3.The details of parameters:
--id: The id of the model, useful for training multiple models or different ablations
--batch_size, --accumulate_number: You can use a lower batch size with a higher accumulate number to simulate having a larger batch size, for users without big GPUs.
--self_critical_after: The amount of epochs before the model switches from cross entropy to reinforcement learning.
--checkpoint_path: This is where the models will be saved. Create the folders before starting the training.
Additional parameters for ablations: --use_bbox: If set to 0, trains the model without bbox. --use_globals: If set to 0, trains the model without global features.
4.Tranining from checkpoints. In order to continue training from a checkpoint, just add a start_from parameter to the end of the training code. The codes provide the ability of training from checkpoints. For example, if you want to train the model from one checkpoint, say, 22, you can use the following code to continute:
python train_mem.py --id id08 --caption_model lstm_mem4 --input_json data/cocobu2_appended.json --input_fc_dir data/cocobu_fc --input_att_dir data/cocobu_att --input_rela_dir data/cocobu_img_sg --input_ssg_dir data/all_ISG --input_label_h5 data/cocobu2_label.h5 --sg_dict_path data/spice_sg_dict2.npz --batch_size 50 --accumulate_number 2 --learning_rate 5e-4 --learning_rate_decay_start 0 --learning_rate_decay_every 3 --scheduled_sampling_start 0 --checkpoint_path storedData/id08 --save_checkpoint_every 3000 --val_images_use 5000 --max_epochs 150 --rnn_size 1000 --input_encoding_size 1000 --att_feat_size 2048 --att_hid_size 512 --self_critical_after 20 --train_split train --memory_size 10000 --memory_index c --step2_train_after 100 --step3_train_after 200 --use_rela 0 --gpu 0 --start_from 22
1.To evaluate your code, run the following:
python eval_mem.py --dump_images 0 --num_images 5000 --input_json data/cocobu2_appended.json --model data/id09/modelid090019.pth --infos_path data/id06/infos_id090019.pkl --language_eval 1 --beam_size 1 --split test --index_eval 1 --use_rela 0 --training_mode 0 --memory_cell_path data/id09/memory_cellid090019.npz --sg_dict_path data/spice_sg_dict2.npz --input_ssg_dir data/all_ISG --use_globals 0
Make sure that model, infos_path, and memory_cell_path are pointing to the correct files and folders.
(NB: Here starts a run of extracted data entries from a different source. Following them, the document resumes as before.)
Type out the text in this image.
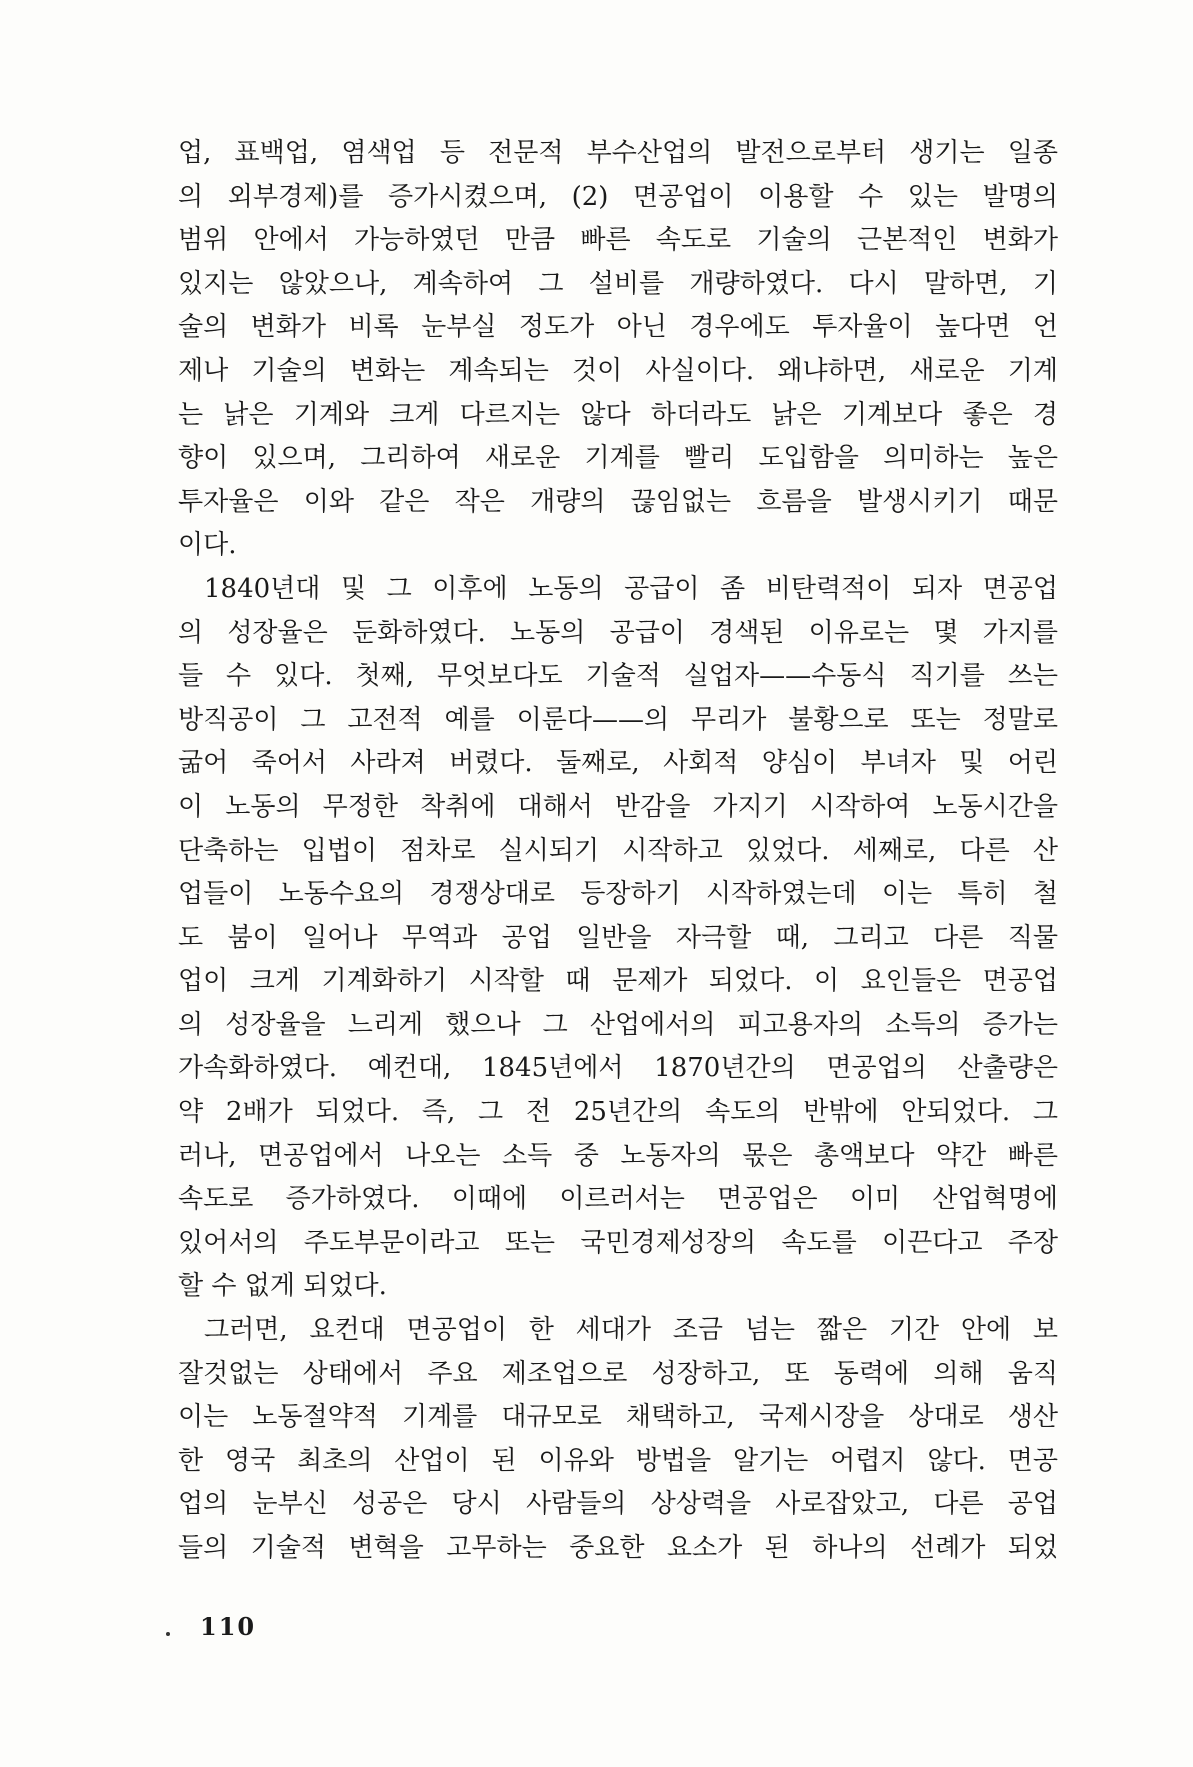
업, 표백업, 염색업 등 전문적 부수산업의 발전으로부터 생기는 일종
의 외부경제)를 증가시켰으며, (2) 면공업이 이용할 수 있는 발명의
범위 안에서 가능하였던 만큼 빠른 속도로 기술의 근본적인 변화가
있지는 않았으나, 계속하여 그 설비를 개량하였다. 다시 말하면, 기
술의 변화가 비록 눈부실 정도가 아닌 경우에도 투자율이 높다면 언
제나 기술의 변화는 계속되는 것이 사실이다. 왜냐하면, 새로운 기계
는 낡은 기계와 크게 다르지는 않다 하더라도 낡은 기계보다 좋은 경
향이 있으며, 그리하여 새로운 기계를 빨리 도입함을 의미하는 높은
투자율은 이와 같은 작은 개량의 끊임없는 흐름을 발생시키기 때문
이다.
1840년대 및 그 이후에 노동의 공급이 좀 비탄력적이 되자 면공업
의 성장율은 둔화하였다. 노동의 공급이 경색된 이유로는 몇 가지를
들 수 있다. 첫째, 무엇보다도 기술적 실업자——수동식 직기를 쓰는
방직공이 그 고전적 예를 이룬다——의 무리가 불황으로 또는 정말로
굶어 죽어서 사라져 버렸다. 둘째로, 사회적 양심이 부녀자 및 어린
이 노동의 무정한 착취에 대해서 반감을 가지기 시작하여 노동시간을
단축하는 입법이 점차로 실시되기 시작하고 있었다. 세째로, 다른 산
업들이 노동수요의 경쟁상대로 등장하기 시작하였는데 이는 특히 철
도 붐이 일어나 무역과 공업 일반을 자극할 때, 그리고 다른 직물
업이 크게 기계화하기 시작할 때 문제가 되었다. 이 요인들은 면공업
의 성장율을 느리게 했으나 그 산업에서의 피고용자의 소득의 증가는
가속화하였다. 예컨대, 1845년에서 1870년간의 면공업의 산출량은
약 2배가 되었다. 즉, 그 전 25년간의 속도의 반밖에 안되었다. 그
러나, 면공업에서 나오는 소득 중 노동자의 몫은 총액보다 약간 빠른
속도로 증가하였다. 이때에 이르러서는 면공업은 이미 산업혁명에
있어서의 주도부문이라고 또는 국민경제성장의 속도를 이끈다고 주장
할 수 없게 되었다.
그러면, 요컨대 면공업이 한 세대가 조금 넘는 짧은 기간 안에 보
잘것없는 상태에서 주요 제조업으로 성장하고, 또 동력에 의해 움직
이는 노동절약적 기계를 대규모로 채택하고, 국제시장을 상대로 생산
한 영국 최초의 산업이 된 이유와 방법을 알기는 어렵지 않다. 면공
업의 눈부신 성공은 당시 사람들의 상상력을 사로잡았고, 다른 공업
들의 기술적 변혁을 고무하는 중요한 요소가 된 하나의 선례가 되었
110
The two python scripts inside of the vis folder will create the scene graph visualizations from the input_ssg_dir that is normally used to train the model (all_ISG, HOI_ISG). You will need to change the folder variable to point to the correct folder, depending on the SSG.
To create only one SSG for one image. The resulting image will be saved in the ./data folder
python test.py --mode sen --id 391895
For all images, run vis_sg.py. The resulting images will be saved in the ./data/vis folder. Make sure this folder exists before running.